Adda glanced at the other passengers in their own shuttle. Everyone else was as absorbed in something on their comp or projected over their eyes as she’d just been. “I was worried the Coin would try to stop Dr. Björn’s shuttle, but it didn’t.”
“Well, that’d be something,” Iridian said in a tone that implied something hilariously bad. “Every newsfeed in the system would run that as the priority headline.”
“It’d save us time,” Tritheist said.
“Do you want to hand the doc over to that freak?” Iridian asked.

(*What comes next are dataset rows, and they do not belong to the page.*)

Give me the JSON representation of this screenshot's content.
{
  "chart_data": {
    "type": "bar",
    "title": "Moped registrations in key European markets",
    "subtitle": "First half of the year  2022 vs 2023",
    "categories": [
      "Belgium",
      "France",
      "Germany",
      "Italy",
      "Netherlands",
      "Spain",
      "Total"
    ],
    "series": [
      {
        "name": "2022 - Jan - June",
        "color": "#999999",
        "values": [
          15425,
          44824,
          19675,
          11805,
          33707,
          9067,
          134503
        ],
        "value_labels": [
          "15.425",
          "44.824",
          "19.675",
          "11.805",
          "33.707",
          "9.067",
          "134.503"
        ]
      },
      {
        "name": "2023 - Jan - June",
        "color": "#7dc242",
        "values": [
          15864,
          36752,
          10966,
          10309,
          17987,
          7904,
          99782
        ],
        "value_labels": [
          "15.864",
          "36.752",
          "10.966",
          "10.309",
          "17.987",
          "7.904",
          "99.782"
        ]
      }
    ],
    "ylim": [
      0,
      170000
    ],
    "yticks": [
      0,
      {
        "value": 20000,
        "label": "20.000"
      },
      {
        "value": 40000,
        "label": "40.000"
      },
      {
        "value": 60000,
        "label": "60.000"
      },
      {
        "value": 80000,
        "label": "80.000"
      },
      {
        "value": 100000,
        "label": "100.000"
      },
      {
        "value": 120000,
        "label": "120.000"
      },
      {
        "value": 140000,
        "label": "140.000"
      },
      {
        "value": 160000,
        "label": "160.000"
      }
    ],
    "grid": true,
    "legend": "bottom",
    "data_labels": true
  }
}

“It’s the safer bet,” said Tritheist. “You give ver to him, he’ll get ver to sign anything, literally anything, if he’s got enough time and neither of them kill themselves first. What we’re doing here is a risk, and what we’re risking is the captain’s position and life. So yeah, I’d rather get Jiménez’s part over with.”
“He’ll fuck ver up.” Any effort Iridian had been making to hide her anger dissolved into faster breaths, louder speech, and a scowl that made her freckles look like shrapnel from an explosion. “Ve may never be able to do anything for—” Adda leaned sideways to grasp Iridian’s arm, to stop her referencing Oxia’s name in a shuttle that was almost certainly micced “—them, after Jiménez finishes with ver,” Iridian said a bit more quietly.
“They hired us to get ver to sign,” said Tritheist. “What happens after ve signs isn’t our problem.” Iridian looked angry enough to punch the lieutenant. Fortunately, she sat diagonally across an aisle from him. She dug her fingers into the tie-down straps across her chest and glowered at the seat in front of her.
“I wouldn’t expect the captain handing over a barely functional wreck who can’t do the work to be . . . apprecia
ted,” Adda said. “They’re interested because ve’s the best in vis field of expertise. It follows that they want ver to retain vis capacity to work at that level.” She resisted a powerful urge to look away from Tritheist’s scowling face. “Please. Just a few more days.”
* * *
Their shuttle from the Deimos campus docked at Mangala Station. They spent two days in a microgravity hotel there, listening to Ogir’s surveillance team on Mars follow Dr. Björn through vis daily routine. Dr. Björn was particular about laundry, apparently, because the tracker got destroyed the evening ve returned from Deimos. The main thing they’d been able to confirm before the tracker went dead was that Dr. Björn kept at least three rats as pets, all of whom had greeted ver noisily upon vis arrival. Ve was also a regular exerciser, and practiced what the surveillance team had identified as some variant of kung fu.
And, as Adda had warned the captain ve might, Dr. Björn had contacted Oxia. Captain Sloane sent a message extremely early local time on the second day, which Tritheist forwarded for their perusal in a station diner near the docks later in the morning: “The hiring manager for Oxia’s Martian branch received an irate message from Dr. Björn earlier. She didn’t know what Björn was talking about, of course, since she hasn’t dealt with Björn’s case in several months.” Sloane chuckled. “Surveillance error, or something else? Let me know. I need Ogir’s most reliable operatives on Mars. Border zones are always interesting, and I must be up-to-date.”
“Border zones,” Iridian huffed. She kicked a tethered low-grav chair into the path of somebody who’d been angling for one of two tables she, Adda, and Tritheist had taken over. The chair snapped back into its place at the table, trailing straps to hold a diner patron in place, on the downbeat of a guitar and tapping drum song playing over an old speaker near the door. Adda’s implant translated disconnected lines of lyrics until she turned the earpiece off.